Würde das nach mehreren Jahren beinahe ohne außerschulischen Kontakt aber nicht komisch wirken? Was, wenn sie gar nichts mehr mit mir zu tun haben will?
Und außerdem wäre es auch viel einfacher, über meine Gefühle hinwegzukommen, wenn wir keinen Kontakt haben als wenn wir wieder beste Freunde werden. Aber ich möchte sie ja nach einem Treffen fragen.
Schließlich siegt die Seite von mir, die sich fragt, was denn schon schlimmes passieren könnte.
Ich greife mein Smartphone und scrolle mit klopfendem Herzen meine Kontakte durch, bis ich Freya finde.
Soll ich ihr wirklich schreiben? Andererseits, wieso nicht?

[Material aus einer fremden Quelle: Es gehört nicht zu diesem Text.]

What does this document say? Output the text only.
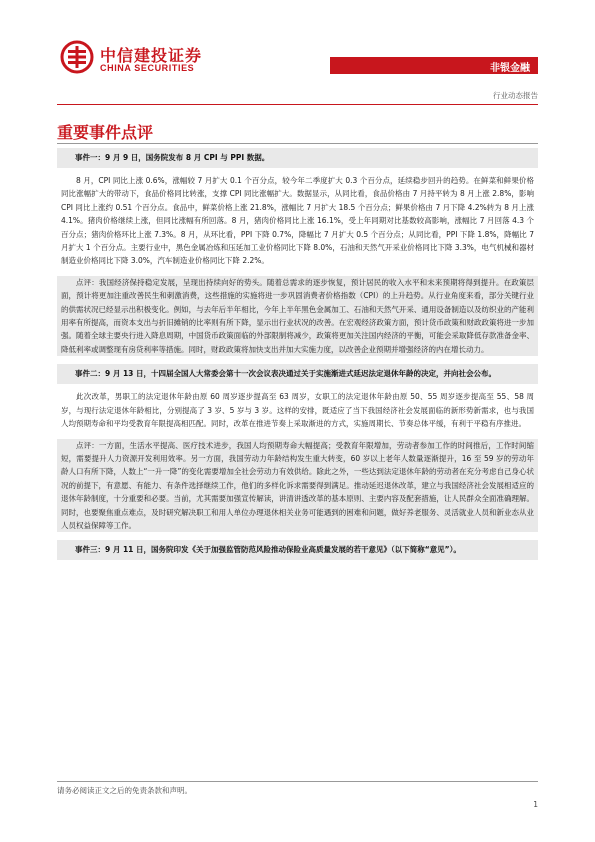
中信建投证券
CHINA SECURITIES	非银金融
行业动态报告
重要事件点评
事件一：9 月 9 日，国务院发布 8 月 CPI 与 PPI 数据。

8 月，CPI 同比上涨 0.6%，涨幅较 7 月扩大 0.1 个百分点，较今年二季度扩大 0.3 个百分点，延续稳步回升的趋势。在鲜菜和鲜果价格同比涨幅扩大的带动下，食品价格同比转涨，支撑 CPI 同比涨幅扩大。数据显示，从同比看，食品价格由 7 月持平转为 8 月上涨 2.8%，影响 CPI 同比上涨约 0.51 个百分点。食品中，鲜菜价格上涨 21.8%，涨幅比 7 月扩大 18.5 个百分点；鲜果价格由 7 月下降 4.2%转为 8 月上涨 4.1%。猪肉价格继续上涨，但同比涨幅有所回落。8 月，猪肉价格同比上涨 16.1%，受上年同期对比基数较高影响，涨幅比 7 月回落 4.3 个百分点；猪肉价格环比上涨 7.3%。8 月，从环比看，PPI 下降 0.7%，降幅比 7 月扩大 0.5 个百分点；从同比看，PPI 下降 1.8%，降幅比 7 月扩大 1 个百分点。主要行业中，黑色金属冶炼和压延加工业价格同比下降 8.0%，石油和天然气开采业价格同比下降 3.3%，电气机械和器材制造业价格同比下降 3.0%，汽车制造业价格同比下降 2.2%。

点评：我国经济保持稳定发展，呈现出持续向好的势头。随着总需求的逐步恢复，预计居民的收入水平和未来预期将得到提升。在政策层面，预计将更加注重改善民生和刺激消费，这些措施的实施将进一步巩固消费者价格指数（CPI）的上升趋势。从行业角度来看，部分关键行业的供需状况已经显示出积极变化。例如，与去年后半年相比，今年上半年黑色金属加工、石油和天然气开采、通用设备制造以及纺织业的产能利用率有所提高，而资本支出与折旧摊销的比率则有所下降，显示出行业状况的改善。在宏观经济政策方面，预计货币政策和财政政策将进一步加强。随着全球主要央行进入降息周期，中国货币政策面临的外部限制将减少，政策将更加关注国内经济的平衡，可能会采取降低存款准备金率、降低利率或调整现有房贷利率等措施。同时，财政政策将加快支出并加大实施力度，以改善企业预期并增强经济的内在增长动力。

事件二：9 月 13 日，十四届全国人大常委会第十一次会议表决通过关于实施渐进式延迟法定退休年龄的决定，并向社会公布。

此次改革，男职工的法定退休年龄由原 60 周岁逐步提高至 63 周岁，女职工的法定退休年龄由原 50、55 周岁逐步提高至 55、58 周岁，与现行法定退休年龄相比，分别提高了 3 岁、5 岁与 3 岁。这样的安排，既适应了当下我国经济社会发展面临的新形势新需求，也与我国人均预期寿命和平均受教育年限提高相匹配。同时，改革在推进节奏上采取渐进的方式，实施周期长、节奏总体平缓，有利于平稳有序推进。

点评：一方面，生活水平提高、医疗技术进步，我国人均预期寿命大幅提高；受教育年限增加，劳动者参加工作的时间推后，工作时间缩短，需要提升人力资源开发利用效率。另一方面，我国劳动力年龄结构发生重大转变，60 岁以上老年人数量逐渐提升，16 至 59 岁的劳动年龄人口有所下降，人数上“一升一降”的变化需要增加全社会劳动力有效供给。除此之外，一些达到法定退休年龄的劳动者在充分考虑自己身心状况的前提下，有意愿、有能力、有条件选择继续工作，他们的多样化诉求需要得到满足。推动延迟退休改革，建立与我国经济社会发展相适应的退休年龄制度，十分重要和必要。当前，尤其需要加强宣传解读，讲清讲透改革的基本原则、主要内容及配套措施，让人民群众全面准确理解。同时，也要聚焦重点难点，及时研究解决职工和用人单位办理退休相关业务可能遇到的困难和问题，做好养老服务、灵活就业人员和新业态从业人员权益保障等工作。

事件三：9 月 11 日，国务院印发《关于加强监管防范风险推动保险业高质量发展的若干意见》（以下简称“意见”）。
请务必阅读正文之后的免责条款和声明。
1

„Hey, ich bin's, Charlie. Ich habe diese Woche noch nichts vor und wollte fragen, ob wir vielleicht mal nach der Schule in ein Café gehen wollen?"

Mein Herz schlägt inzwischen wie wild und ich bin kurz davor, die Nachricht wieder zu löschen, doch stattdessen drücke ich auf senden. Warum sollte ich ihr denn nicht schreiben? Was ist auf einmal mit meinem Selbstbewusstsein passiert?
Ich starre gebannt auf den Bildschirm.
Schreibt steht da nun anstelle von zuletzt online um.
Dann erscheint Freyas Antwort:

„Ehrlich?"
„Klar, hättest du Lust?"
„Ja, auf jeden Fall! Wie wäre es mit morgen, direkt nach Schulschluss?"
„Gerne! Cool dass wir mal wieder was machen👍🏻 Dann bis morgen?"
„Bis dann 😙"
„Bye 😚"

Augenblicklich macht sich in mir ein Gefühl von Erleichterung breit. Eigentlich war es ja gar nicht so schwer, ihr zu schreiben. Und wir treffen uns direkt morgen!
Bei der Vorstellung, in nicht einmal vierundzwanzig Stunden mit ihr an einem kleinen Tisch im Café zu sitzen, muss ich unwillkürlich lächeln und mein Brustkorb zieht sich vor Vorfreude zusammen.